The only way I could sleep last night was to sleep on my chest.
My senses were all over the place including my feet and hands....and the nerves all over my body seemed to be more alive than ever!
I was like a wriggling eel that had been battered to death for a human’s dinner.
I know this because I used to join an associate from school night fishing a few times and the sight of it doing that was so horrifying ...I would never forget it!

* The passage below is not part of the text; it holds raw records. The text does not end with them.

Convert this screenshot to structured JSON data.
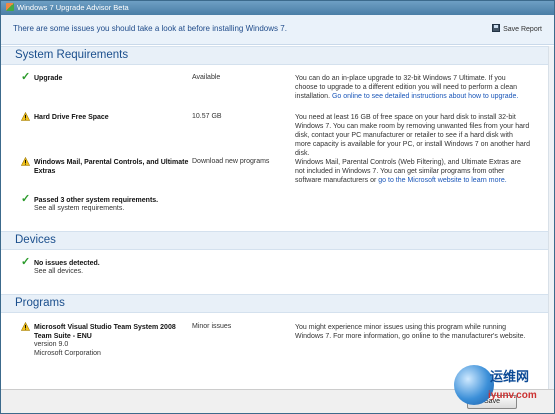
{
  "window": {
    "title": "Windows 7 Upgrade Advisor Beta"
  },
  "header": {
    "message": "There are some issues you should take a look at before installing Windows 7.",
    "save_label": "Save Report"
  },
  "sections": {
    "system": {
      "title": "System Requirements",
      "items": [
        {
          "icon": "check-icon",
          "name": "Upgrade",
          "status": "Available",
          "desc": "You can do an in-place upgrade to 32-bit Windows 7 Ultimate. If you choose to upgrade to a different edition you will need to perform a clean installation.",
          "link": "Go online to see detailed instructions about how to upgrade."
        },
        {
          "icon": "warning-icon",
          "name": "Hard Drive Free Space",
          "status": "10.57 GB",
          "desc": "You need at least 16 GB of free space on your hard disk to install 32-bit Windows 7. You can make room by removing unwanted files from your hard disk, contact your PC manufacturer or retailer to see if a hard disk with more capacity is available for your PC, or install Windows 7 on another hard disk."
        },
        {
          "icon": "warning-icon",
          "name": "Windows Mail, Parental Controls, and Ultimate Extras",
          "status": "Download new programs",
          "desc": "Windows Mail, Parental Controls (Web Filtering), and Ultimate Extras are not included in Windows 7. You can get similar programs from other software manufacturers or",
          "link": "go to the Microsoft website to learn more."
        }
      ],
      "summary": {
        "name": "Passed 3 other system requirements.",
        "link": "See all system requirements."
      }
    },
    "devices": {
      "title": "Devices",
      "summary": {
        "name": "No issues detected.",
        "link": "See all devices."
      }
    },
    "programs": {
      "title": "Programs",
      "items": [
        {
          "icon": "warning-icon",
          "name": "Microsoft Visual Studio Team System 2008 Team Suite - ENU",
          "version": "version 9.0",
          "publisher": "Microsoft Corporation",
          "status": "Minor issues",
          "desc": "You might experience minor issues using this program while running Windows 7. For more information, go online to the manufacturer's website."
        }
      ]
    }
  },
  "footer": {
    "button_label": "Save"
  },
  "watermark": {
    "line1": "运维网",
    "line2": "iyunv.com"
  }
}
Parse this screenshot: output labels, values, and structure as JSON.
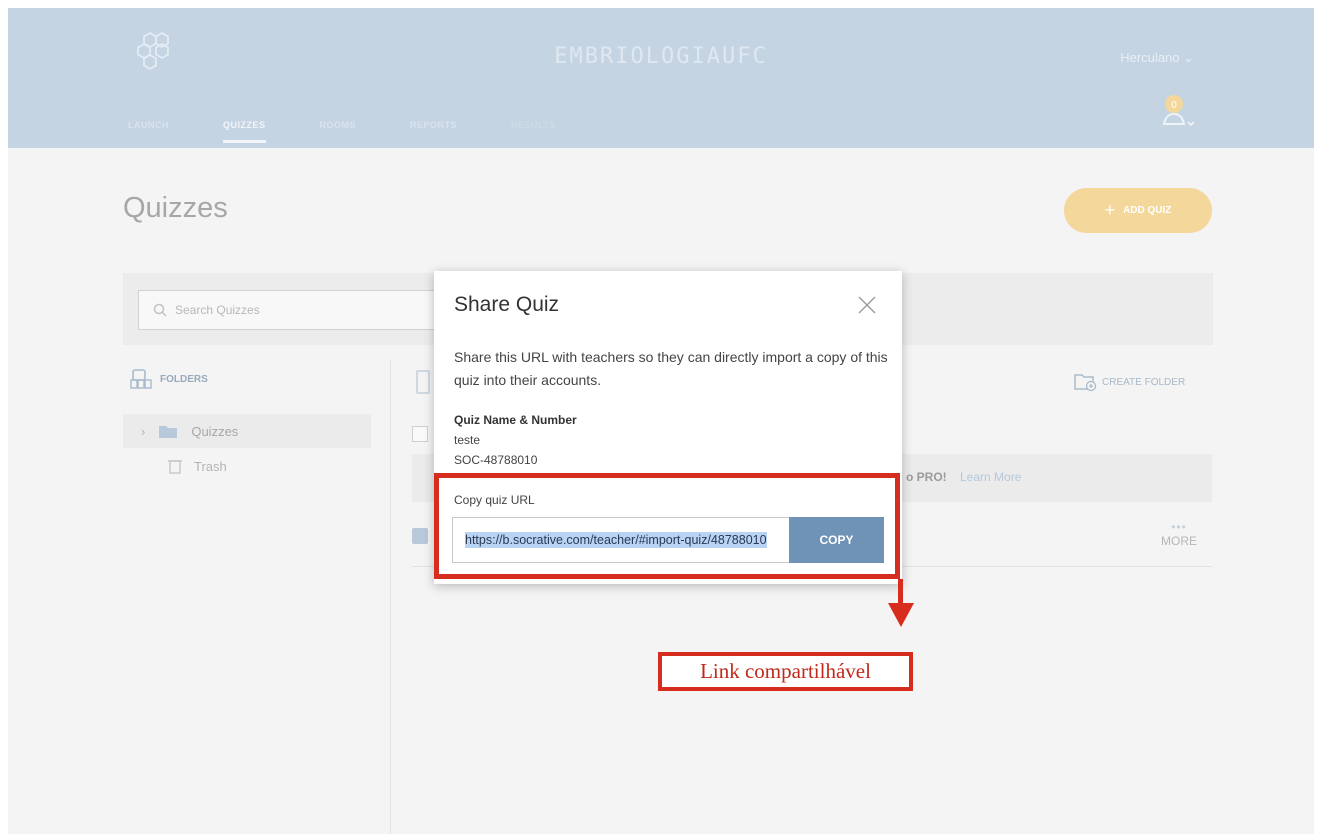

I had my blood test earlier this morning so I was determined to get into bed and catch up on sleep as soon as possible....
Before I continue.....I would like to mention (I may have done this already!) the mysterious and fellow autistic lady ‘Kelly’ whom I met via live streaming on Socially Distant Fest a year ago.
Before hooking up with Eddy Paul again ...she has been very supportive and has helped me to understand my journey into self acceptance as an autistic person immensely.
As a bonus, she’s also one of the ambassadors and activists for the autistic community online and perhaps one day ....I will be able to do the same.
I was even given this opportunity with Dorset Mind but I turned it down.
I wasn’t ready yet!
Whilst I was having another burnout....I instantly messaged her for more doses of her wisdom ....ala Morpheus to Neo in The Matrix.
Kelly introduced me to a new word last night and that word is ‘proprioception’....
According to the Autism Together UK website (https://www.autismtogether.co.uk/proprioception-and-autism-2/) ....
“Proprioception unconsciously tells us where our bodies are in relation to other objects and space and how our different body parts are moving. We get messages (feedback) from our muscles and joints telling our brain where we are. They regulate movement and posture and also the appropriate pressure for tasks, such as cracking open an egg without crushing it. Some people on the autism spectrum may experience varying differences associated with this sense.”
To me ....this sounds like astral projection at either the wrong time of day!
She then went on to explain what she calls ...
“to have Compression on”
....and this could be for instance ...wearing shades etc to make us feel more comfortable when going outside ....
For so long ....I have known that there is a connection between being autistic and being transgender and now I know HOW...
It makes sense now why I started identifying as female in this context ...because in the beginning ....the clothing helped me with ‘stimming’ (self stimulation) ....it made me feel more comfortable and helped me to ‘turn the compression on’.
So.....fast forward back to today ....
I shall endeavour to reflect something I haven’t said already due to my tired state of physical self at 20:23.
Going to the clinic to get my blood test was my first challenge this morning.
I didn’t want to be like I was yesterday so today I was proud to have ‘trained’ my mind even though it was still a challenge and even though I still cried and flinched in public.
Today REALLY did conclude the be all and end all ....despite abit of a hiccup....’The Kid’ was understanding when I decided to open up and tell her she’d done nothing wrongly ....and the art therapist I met at the newly opened Obsidian Arts Cafe in Boscombe was understanding too reminding me that I am definitely not alone.
I made an attempt to play video games upstairs with my brother too before another burnout and then he reminded me that he has them from time to time also AND like him ....I must keep taking 2 ashwagandha herbal capsules everyday for 3 months until the anxiety has simmered down.
Oh, and I called Autism Wessex when I got back from the clinic....then called the clinic to book an appointment with my GP and hopefully on Wednesday afternoon ....he could point me in the right direction to get myself a support worker.
Roll on tomorrow .....I am SO prepared and strong enough for it!